Colonel Paige passed away in 2003, Eugene Sledge in 2001. Every day we lose an average of 1,200 WWII veterans. We lose the stories, the histories, the memories. Read about the Veterans History Project here.

Another interesting memoir written by Neal Watzman (Notes from Neal) about his father's WWII military service is here: Part I, and Part II.
War should not be romanticized (and Sledgehammer would be the first to agree), but the men and women who gave so much during the first half of the 20th century should not be reduced to dry and dusty words on school book pages,nor should their stories be twisted to fit a 21st century interpretation.

We owe it to these Americans to remember, and remember with honor.


Trace said...

Once again, I thank you Miss Pattie for all the good information. And I do agree that we should always remember and honor those veterans who impacted our world so.
My grandfather who raised me was a WWI veteran, who realized what he was made of all of his life.

Peter said...

Money is probably the primary motivation. An "international" G.I. Joe movie is likely to do better overseas than an more explicitly American one. International receipts are a big factor in a movie's success or failure, especially in the case of an action adventure movie.

bill said...

I seem to remember an entire army of dolls called GI Joe, of various races and even females.

watzman said...

War should never, ever be glamorized.
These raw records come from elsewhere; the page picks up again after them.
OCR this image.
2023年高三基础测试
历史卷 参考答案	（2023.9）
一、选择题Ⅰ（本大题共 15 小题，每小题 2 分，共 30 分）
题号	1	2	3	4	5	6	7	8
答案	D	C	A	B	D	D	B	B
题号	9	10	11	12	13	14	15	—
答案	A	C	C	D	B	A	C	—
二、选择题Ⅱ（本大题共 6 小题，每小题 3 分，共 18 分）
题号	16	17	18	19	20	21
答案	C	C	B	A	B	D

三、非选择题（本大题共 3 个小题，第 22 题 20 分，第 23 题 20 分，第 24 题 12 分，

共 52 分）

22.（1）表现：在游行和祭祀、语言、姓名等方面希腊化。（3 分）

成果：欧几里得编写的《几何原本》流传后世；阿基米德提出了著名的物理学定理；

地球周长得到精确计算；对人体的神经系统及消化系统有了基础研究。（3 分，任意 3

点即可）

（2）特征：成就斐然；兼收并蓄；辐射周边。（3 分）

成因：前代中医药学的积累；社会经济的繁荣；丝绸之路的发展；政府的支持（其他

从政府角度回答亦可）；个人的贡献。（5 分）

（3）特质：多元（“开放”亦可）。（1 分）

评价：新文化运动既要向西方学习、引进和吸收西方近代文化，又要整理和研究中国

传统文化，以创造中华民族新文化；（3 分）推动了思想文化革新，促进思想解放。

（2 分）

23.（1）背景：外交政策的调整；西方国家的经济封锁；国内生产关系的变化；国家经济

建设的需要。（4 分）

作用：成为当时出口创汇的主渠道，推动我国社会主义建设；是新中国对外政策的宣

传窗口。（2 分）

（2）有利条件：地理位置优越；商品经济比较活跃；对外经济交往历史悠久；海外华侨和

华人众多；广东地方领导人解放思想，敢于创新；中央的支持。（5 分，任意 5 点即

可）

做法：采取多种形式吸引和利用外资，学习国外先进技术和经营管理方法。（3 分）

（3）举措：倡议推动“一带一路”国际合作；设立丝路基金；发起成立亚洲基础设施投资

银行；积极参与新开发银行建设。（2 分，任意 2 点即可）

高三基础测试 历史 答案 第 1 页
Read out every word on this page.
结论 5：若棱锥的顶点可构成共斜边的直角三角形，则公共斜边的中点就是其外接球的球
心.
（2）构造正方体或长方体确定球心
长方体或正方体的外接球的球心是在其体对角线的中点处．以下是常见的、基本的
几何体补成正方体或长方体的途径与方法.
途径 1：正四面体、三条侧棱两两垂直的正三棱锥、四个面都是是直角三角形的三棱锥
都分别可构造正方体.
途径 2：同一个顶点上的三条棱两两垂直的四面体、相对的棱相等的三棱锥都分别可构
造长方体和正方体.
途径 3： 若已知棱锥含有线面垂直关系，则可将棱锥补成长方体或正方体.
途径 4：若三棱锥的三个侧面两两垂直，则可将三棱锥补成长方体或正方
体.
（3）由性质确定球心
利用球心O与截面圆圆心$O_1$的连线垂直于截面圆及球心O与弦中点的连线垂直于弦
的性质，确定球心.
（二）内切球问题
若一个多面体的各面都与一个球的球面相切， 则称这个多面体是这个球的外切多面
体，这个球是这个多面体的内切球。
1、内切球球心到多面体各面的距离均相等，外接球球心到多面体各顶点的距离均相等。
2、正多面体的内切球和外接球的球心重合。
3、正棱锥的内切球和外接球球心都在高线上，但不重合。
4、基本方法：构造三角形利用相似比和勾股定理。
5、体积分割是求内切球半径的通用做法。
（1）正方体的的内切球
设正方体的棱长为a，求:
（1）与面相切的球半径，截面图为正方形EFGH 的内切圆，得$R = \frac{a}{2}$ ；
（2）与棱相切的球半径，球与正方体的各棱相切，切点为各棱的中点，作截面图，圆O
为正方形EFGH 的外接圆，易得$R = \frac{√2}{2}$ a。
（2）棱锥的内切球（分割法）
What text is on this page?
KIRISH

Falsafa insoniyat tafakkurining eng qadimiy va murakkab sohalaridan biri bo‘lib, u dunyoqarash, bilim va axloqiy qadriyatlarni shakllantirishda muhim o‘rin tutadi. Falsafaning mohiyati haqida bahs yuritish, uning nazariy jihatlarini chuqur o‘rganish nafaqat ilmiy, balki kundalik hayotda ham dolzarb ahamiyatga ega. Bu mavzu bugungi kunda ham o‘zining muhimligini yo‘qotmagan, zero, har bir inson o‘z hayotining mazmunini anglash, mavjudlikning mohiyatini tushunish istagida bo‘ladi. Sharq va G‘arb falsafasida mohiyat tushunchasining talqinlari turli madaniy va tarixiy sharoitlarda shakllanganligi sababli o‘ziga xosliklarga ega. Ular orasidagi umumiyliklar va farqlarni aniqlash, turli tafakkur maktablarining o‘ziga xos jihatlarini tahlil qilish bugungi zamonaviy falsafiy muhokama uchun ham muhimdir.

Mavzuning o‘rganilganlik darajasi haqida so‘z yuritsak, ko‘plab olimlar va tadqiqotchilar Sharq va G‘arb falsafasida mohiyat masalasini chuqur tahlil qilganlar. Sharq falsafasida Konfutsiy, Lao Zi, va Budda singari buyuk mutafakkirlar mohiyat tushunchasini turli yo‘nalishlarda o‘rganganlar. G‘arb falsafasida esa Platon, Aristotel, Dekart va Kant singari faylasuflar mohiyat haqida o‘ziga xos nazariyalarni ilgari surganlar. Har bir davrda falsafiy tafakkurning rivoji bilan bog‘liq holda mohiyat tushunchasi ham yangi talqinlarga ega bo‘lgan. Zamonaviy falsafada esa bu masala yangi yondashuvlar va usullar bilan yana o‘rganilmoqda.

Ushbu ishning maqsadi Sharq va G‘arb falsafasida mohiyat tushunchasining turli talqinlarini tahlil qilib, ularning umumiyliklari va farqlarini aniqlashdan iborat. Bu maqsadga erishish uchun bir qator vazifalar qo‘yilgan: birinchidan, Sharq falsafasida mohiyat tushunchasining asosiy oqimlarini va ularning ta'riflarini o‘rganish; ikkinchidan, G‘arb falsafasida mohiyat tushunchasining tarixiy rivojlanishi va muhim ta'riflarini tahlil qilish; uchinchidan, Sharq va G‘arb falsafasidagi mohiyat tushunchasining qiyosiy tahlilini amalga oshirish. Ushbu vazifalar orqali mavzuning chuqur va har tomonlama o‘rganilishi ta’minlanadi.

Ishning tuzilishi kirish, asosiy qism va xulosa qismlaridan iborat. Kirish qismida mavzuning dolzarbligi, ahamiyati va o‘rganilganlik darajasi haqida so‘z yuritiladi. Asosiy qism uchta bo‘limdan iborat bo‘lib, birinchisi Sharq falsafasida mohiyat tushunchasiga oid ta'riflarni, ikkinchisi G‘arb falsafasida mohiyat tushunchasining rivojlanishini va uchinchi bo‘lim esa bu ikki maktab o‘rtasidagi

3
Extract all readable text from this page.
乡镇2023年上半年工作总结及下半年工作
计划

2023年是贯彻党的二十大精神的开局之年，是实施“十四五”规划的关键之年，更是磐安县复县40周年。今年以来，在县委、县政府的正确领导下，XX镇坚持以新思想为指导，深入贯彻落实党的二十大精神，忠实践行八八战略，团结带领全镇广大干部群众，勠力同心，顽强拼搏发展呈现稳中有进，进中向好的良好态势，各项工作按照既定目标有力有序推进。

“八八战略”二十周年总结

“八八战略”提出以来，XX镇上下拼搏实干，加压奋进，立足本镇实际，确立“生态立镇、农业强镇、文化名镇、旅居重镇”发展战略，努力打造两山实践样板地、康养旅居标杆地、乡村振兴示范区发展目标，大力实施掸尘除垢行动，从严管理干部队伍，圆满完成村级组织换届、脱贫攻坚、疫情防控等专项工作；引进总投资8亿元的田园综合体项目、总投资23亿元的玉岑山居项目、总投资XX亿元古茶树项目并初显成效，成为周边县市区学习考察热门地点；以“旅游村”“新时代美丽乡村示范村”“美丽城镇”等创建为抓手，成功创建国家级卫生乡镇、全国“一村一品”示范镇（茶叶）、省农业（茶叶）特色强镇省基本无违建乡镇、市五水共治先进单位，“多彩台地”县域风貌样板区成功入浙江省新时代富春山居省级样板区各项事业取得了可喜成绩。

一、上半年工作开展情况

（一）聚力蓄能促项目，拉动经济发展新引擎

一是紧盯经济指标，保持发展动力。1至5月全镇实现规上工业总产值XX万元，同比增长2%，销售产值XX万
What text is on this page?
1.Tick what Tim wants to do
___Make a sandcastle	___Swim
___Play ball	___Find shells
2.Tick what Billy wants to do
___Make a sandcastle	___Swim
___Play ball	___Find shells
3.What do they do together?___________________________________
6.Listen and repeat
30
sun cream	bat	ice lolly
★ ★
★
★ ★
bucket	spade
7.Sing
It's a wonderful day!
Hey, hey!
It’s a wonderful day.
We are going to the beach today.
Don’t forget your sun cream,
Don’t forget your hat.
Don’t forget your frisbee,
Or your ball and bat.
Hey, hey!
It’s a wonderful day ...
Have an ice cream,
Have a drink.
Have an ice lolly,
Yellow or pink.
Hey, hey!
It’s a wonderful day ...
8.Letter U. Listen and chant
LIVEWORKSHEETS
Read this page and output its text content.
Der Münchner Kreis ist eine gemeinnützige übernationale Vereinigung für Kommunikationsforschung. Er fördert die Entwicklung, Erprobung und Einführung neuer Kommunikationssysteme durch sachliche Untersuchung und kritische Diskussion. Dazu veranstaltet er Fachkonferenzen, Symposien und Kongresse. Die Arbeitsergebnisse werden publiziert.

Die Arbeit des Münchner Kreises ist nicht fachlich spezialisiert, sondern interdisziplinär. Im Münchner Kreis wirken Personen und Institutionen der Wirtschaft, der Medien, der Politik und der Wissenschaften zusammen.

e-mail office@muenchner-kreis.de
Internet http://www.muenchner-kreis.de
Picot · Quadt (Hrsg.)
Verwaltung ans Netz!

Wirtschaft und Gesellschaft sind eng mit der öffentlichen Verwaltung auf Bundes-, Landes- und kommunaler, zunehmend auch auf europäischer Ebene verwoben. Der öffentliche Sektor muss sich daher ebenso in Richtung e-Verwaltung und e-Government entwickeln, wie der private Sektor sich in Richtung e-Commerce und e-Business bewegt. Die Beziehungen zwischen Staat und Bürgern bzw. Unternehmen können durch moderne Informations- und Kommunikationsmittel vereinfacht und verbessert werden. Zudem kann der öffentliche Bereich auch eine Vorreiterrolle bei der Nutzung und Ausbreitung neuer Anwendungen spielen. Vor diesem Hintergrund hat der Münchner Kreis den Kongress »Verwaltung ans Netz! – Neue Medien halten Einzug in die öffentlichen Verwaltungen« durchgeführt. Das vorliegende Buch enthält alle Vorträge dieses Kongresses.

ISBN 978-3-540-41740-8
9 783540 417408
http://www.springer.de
The men and women who served our country during World War II did so with courage, strength, and honor.

It is their stories, like that of my father, that pay tribute to their memory.

Thanks for the post.


Cowtown Pattie said...

Thanks for visiting and your comment at Texas Trifles.

I have recently been delving into a war hero in our own family - my mother's cousin was a Japanese POW, taken prisoner on Java. He was part of a POW crew that worked on the Burmese death rail.

I have been in contact with a gentleman who knew this cousin quite well and he sent me a copy of his own memoirs of the experience. Amazing and heroic stories, but these guys just treat it like something that just "had to get done".

Mom's cousin died in 1965, from complications of his ordeal as a POW - he developed ulcerative colitis and succumbed to a bleeding ulcer.

I will write his story up soon for the blog.